Febre e Mystics buscam corrigir problemas recentes nas faltas.

Field Level MediaField Level Media|published: Sun 7th June, 19:38 2026
May 15, 2026; Indianapolis, Indiana, USA; Washington Mystics guard Sonia Citron (22) dribbles the ball while Indiana Fever guard Kelsey Mitchell (0) defends in the second half at Gainbridge Fieldhouse. Mandatory Credit: Trevor Ruszkowski-Imagn ImagesMay 15, 2026; Indianapolis, Indiana, USA; Washington Mystics guard Sonia Citron (22) dribbles the ball while Indiana Fever guard Kelsey Mitchell (0) defends in the second half at Gainbridge Fieldhouse.
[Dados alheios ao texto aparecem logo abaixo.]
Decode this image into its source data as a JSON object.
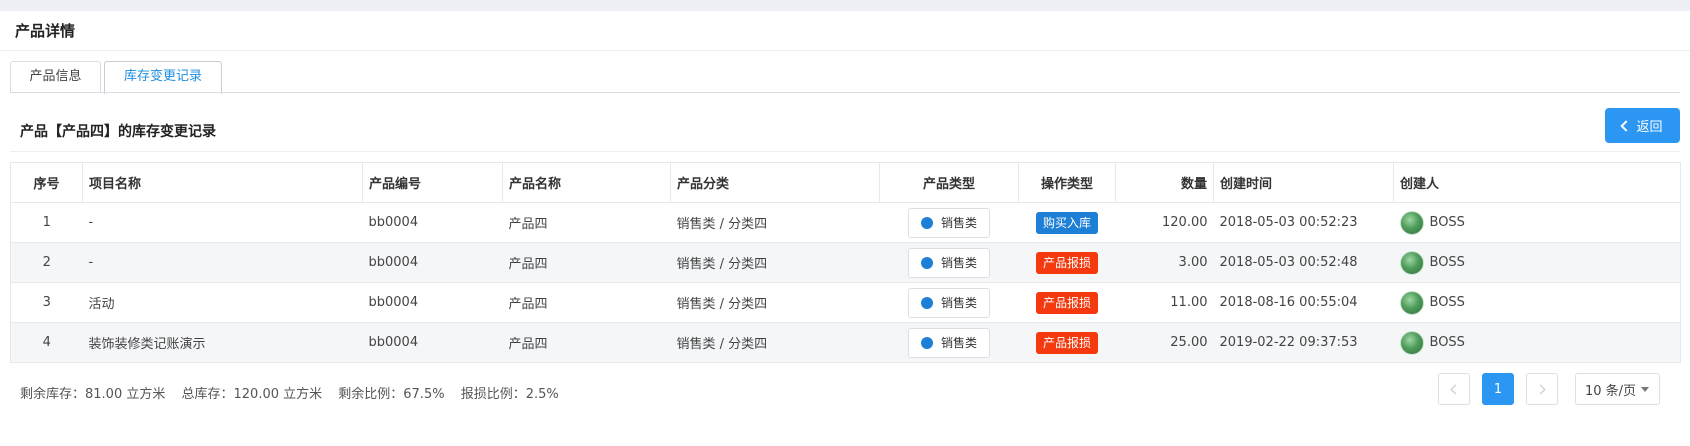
{
  "page": {
    "title": "产品详情"
  },
  "tabs": [
    {
      "label": "产品信息",
      "active": false
    },
    {
      "label": "库存变更记录",
      "active": true
    }
  ],
  "section": {
    "title": "产品【产品四】的库存变更记录",
    "back_label": "返回"
  },
  "table": {
    "headers": [
      "序号",
      "项目名称",
      "产品编号",
      "产品名称",
      "产品分类",
      "产品类型",
      "操作类型",
      "数量",
      "创建时间",
      "创建人"
    ],
    "rows": [
      {
        "index": "1",
        "project": "-",
        "code": "bb0004",
        "name": "产品四",
        "category": "销售类 / 分类四",
        "type": "销售类",
        "op": "购买入库",
        "op_color": "#1e7fd6",
        "qty": "120.00",
        "time": "2018-05-03 00:52:23",
        "creator": "BOSS"
      },
      {
        "index": "2",
        "project": "-",
        "code": "bb0004",
        "name": "产品四",
        "category": "销售类 / 分类四",
        "type": "销售类",
        "op": "产品报损",
        "op_color": "#f4390e",
        "qty": "3.00",
        "time": "2018-05-03 00:52:48",
        "creator": "BOSS"
      },
      {
        "index": "3",
        "project": "活动",
        "code": "bb0004",
        "name": "产品四",
        "category": "销售类 / 分类四",
        "type": "销售类",
        "op": "产品报损",
        "op_color": "#f4390e",
        "qty": "11.00",
        "time": "2018-08-16 00:55:04",
        "creator": "BOSS"
      },
      {
        "index": "4",
        "project": "装饰装修类记账演示",
        "code": "bb0004",
        "name": "产品四",
        "category": "销售类 / 分类四",
        "type": "销售类",
        "op": "产品报损",
        "op_color": "#f4390e",
        "qty": "25.00",
        "time": "2019-02-22 09:37:53",
        "creator": "BOSS"
      }
    ]
  },
  "summary": {
    "remaining": "剩余库存：81.00 立方米",
    "total": "总库存：120.00 立方米",
    "remaining_ratio": "剩余比例：67.5%",
    "loss_ratio": "报损比例：2.5%"
  },
  "pagination": {
    "current_page": "1",
    "page_size": "10 条/页"
  }
}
Mandatory Credit: Trevor Ruszkowski-Imagn Images

Tanto o Indiana Fever quanto o Washington Mystics tiveram problemas com faltas em suas respectivas derrotas no sábado.

A equipe que apresentar o melhor desempenho nesse quesito na noite de segunda-feira terá uma chance maior de vencer o confronto entre Fever e Mystics em Washington.

O Fever (5-5) cobrou apenas 15 lances livres (acertando nove), enquanto o Liberty converteu 33 de 40 tentativas na derrota do Indiana por 83 a 75 fora de casa.

"Cometemos faltas", disse a armadora Caitlin Clark sobre o Fever ter sofrido uma derrota parcial de 29 a 18 no último quarto, período em que o Liberty converteu 21 de 23 lances livres e o Fever apenas 1 de 2. "Tivemos algumas faltas que nos salvaram da derrota, e aí, quando as colocamos na linha de lance livre, o cronômetro para e elas conseguem pontos de graça, isso é muito difícil de combater."

Breanna Stewart, de Nova York, terminou com 30 pontos após converter 18 de 21 lances livres, incluindo 13 de 15 no último quarto.

"Marcamos (Stewart) muito bem e os marcamos muito bem na linha de 3 pontos (2 de 18)", disse Clark, "mas quando você dá a alguém 21 lances livres, as coisas ficam muito difíceis."

Clark terminou com apenas 10 pontos (8,7 abaixo de sua média), prejudicada por problemas com faltas, algo que tem sido comum ultimamente. Ela cometeu cinco faltas pela terceira vez em cinco jogos.


O Mystics (4-5) sofreu sua derrota mais acachapante da temporada no sábado, por 109 a 77, em Atlanta. Foi a maior pontuação permitida pelo Washington nesta temporada.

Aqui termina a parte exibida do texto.